Dengan surat yang ditandatangani Menteri Hamid Awaludin itu, Dewi 
bebas total dari belenggu birokrasi pengurusan perpanjangan paspor 
dan izin tinggal bagi anaknya tercinta. 

Jean adalah anak dari perkawinan campur antara Dewi Chyntia, warga 
negara Indonesia, dan Bernier Pascal Louis Raymond Ghislain, warga 
negara Belgia. Jean lahir di Belgia tanggal 1 Desember 2001. Dengan 
bekal paspor dari Belgia dan visa kunjungan sosial budaya, Jean 
dapat tinggal di Indonesia. 

Akan tetapi, menurut Neneng Nurtia, kakak kandung Dewi, visa itu 
hanya berlaku 60 hari. Setelah itu harus diperpanjang di kantor 
imigrasi untuk periode tinggal satu bulan. "Jadi, setiap bulan harus 
mengurus perpanjangan.
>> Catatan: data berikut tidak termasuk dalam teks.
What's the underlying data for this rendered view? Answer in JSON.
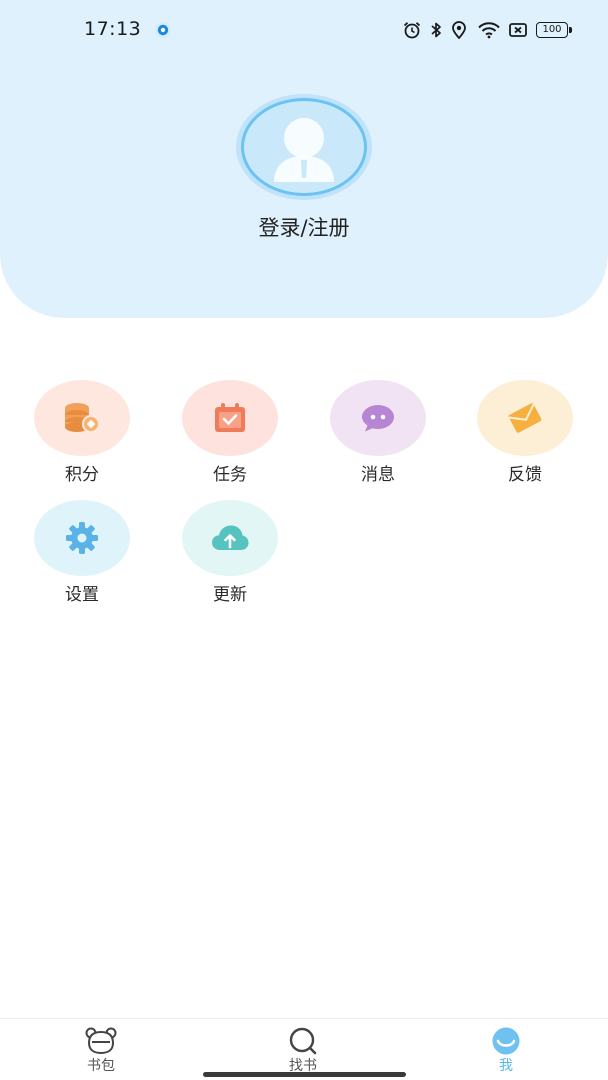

Uang, tenaga, dan waktu habis terbuang," kata 
Neneng. 

Setelah lima tahun, masa berlaku paspor pun habis. Untuk 
memperpanjang paspor melalui Kedutaan Besar Belgia di Jakarta 
diperlukan persetujuan atau surat dari Ghislain, ayah Jean. 
Persoalannya, Ghislain tidak menyetujui dan tidak memberikan surat, 
tanda tangan, atau apa pun namanya. 

Akibatnya, Jean yang masih memerlukan kasih sayang dan dekapan dari 
ibu kandung harus pergi dari Indonesia. "Orang imigrasi sampai 
datang ke rumah. Jean dianggap overstay. Orang imigrasi bilang, lagi 
tidur pun bisa diangkut," kata Neneng. 

Nasib Jean, sebagai anak dari pernikahan orangtua yang berbeda 
kewarganegaraan, memang malang. Jean akhirnya harus dideportasi. 
Bersama ibunya, Dewi, Jean harus pergi ke negara ketiga, yaitu 
Malaysia, di Johor. 

Saat berada di pengasingan, perjuangan untuk tetap tinggal di 
Indonesia terus dilakukan Dewi dan keluarganya yang lain. Ia 
mengurus hak mengasuh anak dari pengadilan negeri. 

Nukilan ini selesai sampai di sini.